“It spreads by hiding itself on photo frames and any other portable storage device that happens to be plugged into an infected PC.”

The idea seems obvious and inevitable in retrospect, but I was startled by the news:

An insidious computer virus recently discovered on digital photo frames has been identified as a powerful new Trojan Horse from China that collects passwords for online games - and its designers might have larger targets in mind.

“It is a nasty worm that has a great deal of intelligence,” said Brian Grayek, who heads product development at Computer Associates, a security vendor that analyzed the Trojan Horse.

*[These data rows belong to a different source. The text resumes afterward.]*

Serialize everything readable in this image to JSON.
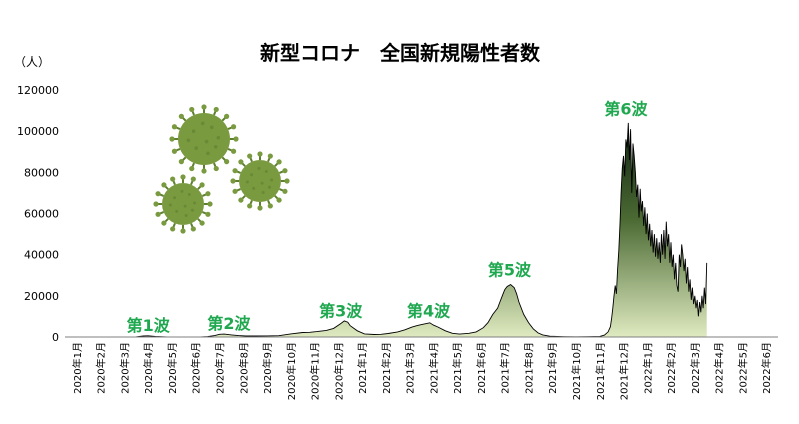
{
  "chart_data": {
    "type": "area",
    "title": "新型コロナ　全国新規陽性者数",
    "ylabel": "（人）",
    "xlabel": "",
    "ylim": [
      0,
      120000
    ],
    "yticks": [
      "0",
      "20000",
      "40000",
      "60000",
      "80000",
      "100000",
      "120000"
    ],
    "categories": [
      "2020年1月",
      "2020年2月",
      "2020年3月",
      "2020年4月",
      "2020年5月",
      "2020年6月",
      "2020年7月",
      "2020年8月",
      "2020年9月",
      "2020年10月",
      "2020年11月",
      "2020年12月",
      "2021年1月",
      "2021年2月",
      "2021年3月",
      "2021年4月",
      "2021年5月",
      "2021年6月",
      "2021年7月",
      "2021年8月",
      "2021年9月",
      "2021年10月",
      "2021年11月",
      "2021年12月",
      "2022年1月",
      "2022年2月",
      "2022年3月",
      "2022年4月",
      "2022年5月",
      "2022年6月"
    ],
    "series": [
      {
        "values": [
          [
            0,
            0
          ],
          [
            2.5,
            0
          ],
          [
            3.0,
            100
          ],
          [
            3.3,
            500
          ],
          [
            3.5,
            600
          ],
          [
            3.8,
            300
          ],
          [
            4.3,
            60
          ],
          [
            5.0,
            50
          ],
          [
            5.7,
            60
          ],
          [
            6.0,
            200
          ],
          [
            6.3,
            700
          ],
          [
            6.5,
            1300
          ],
          [
            6.7,
            1400
          ],
          [
            7.0,
            1000
          ],
          [
            7.3,
            700
          ],
          [
            7.6,
            500
          ],
          [
            8.0,
            500
          ],
          [
            8.5,
            550
          ],
          [
            9.0,
            650
          ],
          [
            9.5,
            1500
          ],
          [
            10.0,
            2200
          ],
          [
            10.3,
            2300
          ],
          [
            10.6,
            2600
          ],
          [
            11.0,
            3200
          ],
          [
            11.3,
            4200
          ],
          [
            11.6,
            6500
          ],
          [
            11.75,
            7800
          ],
          [
            11.9,
            7200
          ],
          [
            12.0,
            5500
          ],
          [
            12.3,
            3000
          ],
          [
            12.6,
            1500
          ],
          [
            13.0,
            1200
          ],
          [
            13.3,
            1300
          ],
          [
            13.6,
            1700
          ],
          [
            14.0,
            2500
          ],
          [
            14.3,
            3500
          ],
          [
            14.6,
            4800
          ],
          [
            14.8,
            5500
          ],
          [
            15.0,
            6000
          ],
          [
            15.2,
            6500
          ],
          [
            15.35,
            6900
          ],
          [
            15.5,
            5800
          ],
          [
            15.7,
            4800
          ],
          [
            16.0,
            3000
          ],
          [
            16.3,
            1800
          ],
          [
            16.6,
            1400
          ],
          [
            17.0,
            1800
          ],
          [
            17.3,
            2500
          ],
          [
            17.6,
            4500
          ],
          [
            17.8,
            7000
          ],
          [
            18.0,
            11000
          ],
          [
            18.2,
            14000
          ],
          [
            18.3,
            17000
          ],
          [
            18.4,
            20000
          ],
          [
            18.5,
            23000
          ],
          [
            18.6,
            24500
          ],
          [
            18.75,
            25500
          ],
          [
            18.9,
            24000
          ],
          [
            19.0,
            21000
          ],
          [
            19.1,
            17000
          ],
          [
            19.3,
            11000
          ],
          [
            19.5,
            7000
          ],
          [
            19.7,
            4000
          ],
          [
            19.9,
            2000
          ],
          [
            20.1,
            1000
          ],
          [
            20.4,
            400
          ],
          [
            20.7,
            250
          ],
          [
            21.0,
            150
          ],
          [
            21.5,
            120
          ],
          [
            22.0,
            130
          ],
          [
            22.5,
            300
          ],
          [
            22.7,
            900
          ],
          [
            22.85,
            2500
          ],
          [
            22.95,
            5000
          ],
          [
            23.0,
            9000
          ],
          [
            23.05,
            14000
          ],
          [
            23.1,
            20000
          ],
          [
            23.15,
            25000
          ],
          [
            23.2,
            21000
          ],
          [
            23.25,
            33000
          ],
          [
            23.3,
            42000
          ],
          [
            23.35,
            55000
          ],
          [
            23.4,
            70000
          ],
          [
            23.45,
            82000
          ],
          [
            23.5,
            88000
          ],
          [
            23.55,
            78000
          ],
          [
            23.6,
            96000
          ],
          [
            23.65,
            92000
          ],
          [
            23.7,
            104000
          ],
          [
            23.75,
            86000
          ],
          [
            23.8,
            101000
          ],
          [
            23.85,
            70000
          ],
          [
            23.9,
            94000
          ],
          [
            23.95,
            88000
          ],
          [
            24.0,
            80000
          ],
          [
            24.05,
            68000
          ],
          [
            24.1,
            74000
          ],
          [
            24.15,
            58000
          ],
          [
            24.2,
            72000
          ],
          [
            24.25,
            61000
          ],
          [
            24.3,
            66000
          ],
          [
            24.35,
            54000
          ],
          [
            24.4,
            63000
          ],
          [
            24.45,
            50000
          ],
          [
            24.5,
            60000
          ],
          [
            24.55,
            47000
          ],
          [
            24.6,
            55000
          ],
          [
            24.65,
            44000
          ],
          [
            24.7,
            52000
          ],
          [
            24.75,
            41000
          ],
          [
            24.8,
            50000
          ],
          [
            24.85,
            39000
          ],
          [
            24.9,
            48000
          ],
          [
            24.95,
            38000
          ],
          [
            25.0,
            46000
          ],
          [
            25.05,
            36000
          ],
          [
            25.1,
            50000
          ],
          [
            25.15,
            40000
          ],
          [
            25.2,
            52000
          ],
          [
            25.25,
            38000
          ],
          [
            25.3,
            56000
          ],
          [
            25.35,
            44000
          ],
          [
            25.4,
            50000
          ],
          [
            25.45,
            36000
          ],
          [
            25.5,
            46000
          ],
          [
            25.55,
            34000
          ],
          [
            25.6,
            40000
          ],
          [
            25.65,
            28000
          ],
          [
            25.7,
            36000
          ],
          [
            25.75,
            25000
          ],
          [
            25.8,
            22000
          ],
          [
            25.85,
            40000
          ],
          [
            25.9,
            34000
          ],
          [
            25.95,
            45000
          ],
          [
            26.0,
            40000
          ],
          [
            26.05,
            32000
          ],
          [
            26.1,
            38000
          ],
          [
            26.15,
            26000
          ],
          [
            26.2,
            34000
          ],
          [
            26.25,
            22000
          ],
          [
            26.3,
            28000
          ],
          [
            26.35,
            18000
          ],
          [
            26.4,
            24000
          ],
          [
            26.45,
            16000
          ],
          [
            26.5,
            20000
          ],
          [
            26.55,
            14000
          ],
          [
            26.6,
            18000
          ],
          [
            26.65,
            10000
          ],
          [
            26.7,
            17000
          ],
          [
            26.75,
            12000
          ],
          [
            26.8,
            20000
          ],
          [
            26.85,
            14000
          ],
          [
            26.9,
            24000
          ],
          [
            26.95,
            16000
          ],
          [
            27.0,
            36000
          ]
        ]
      }
    ],
    "annotations": [
      {
        "text": "第1波",
        "x": 3.5,
        "y": 3000
      },
      {
        "text": "第2波",
        "x": 6.9,
        "y": 4000
      },
      {
        "text": "第3波",
        "x": 11.6,
        "y": 10000
      },
      {
        "text": "第4波",
        "x": 15.3,
        "y": 10000
      },
      {
        "text": "第5波",
        "x": 18.7,
        "y": 30000
      },
      {
        "text": "第6波",
        "x": 23.6,
        "y": 108000
      }
    ],
    "colors": {
      "area_top": "#0f2310",
      "area_bottom": "#dfeac0",
      "line": "#000000",
      "wave_label": "#1fa84f",
      "virus": "#7a9a40",
      "virus_dark": "#5d7f2f"
    },
    "grid": false
  },
  "decor": {
    "virus_icons": [
      "virus-icon",
      "virus-icon",
      "virus-icon"
    ]
  }
}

The virus, which Computer Associates calls Mocmex, recognizes and blocks antivirus protection from more than 100 security vendors, as well as the security and firewall built into Microsoft Windows. It downloads files from remote locations and hides files, which it names randomly, on any PC it infects, making itself very difficult to remove. It spreads by hiding itself on photo frames and any other portable storage device that happens to be plugged into an infected PC.

The authors of the new Trojan Horse are well-funded professionals whose malware has “specific designs to capture something and not leave traces,” Grayek said. “This would be a nuclear bomb” of malware.

… The initial reports of infected frames came from people who had bought them over the holidays from Sam’s Club and Best Buy. New reports involve frames sold at Target and Costco, according to SANS, a group of security researchers in Bethesda, MD ….

- Deborah Gage, San Francisco Chronicle: February 15, 2008: Link.

Via Slashdot.

A virus which infects “any other portable storage device” — digital cameras? cellphones? — could go a long way towards taking over the world.

Combine this with “recognizes and blocks antivirus protection from more than 100 security vendors, as well as the security and firewall built into Microsoft Windows,” and you’ve got bad news indeed.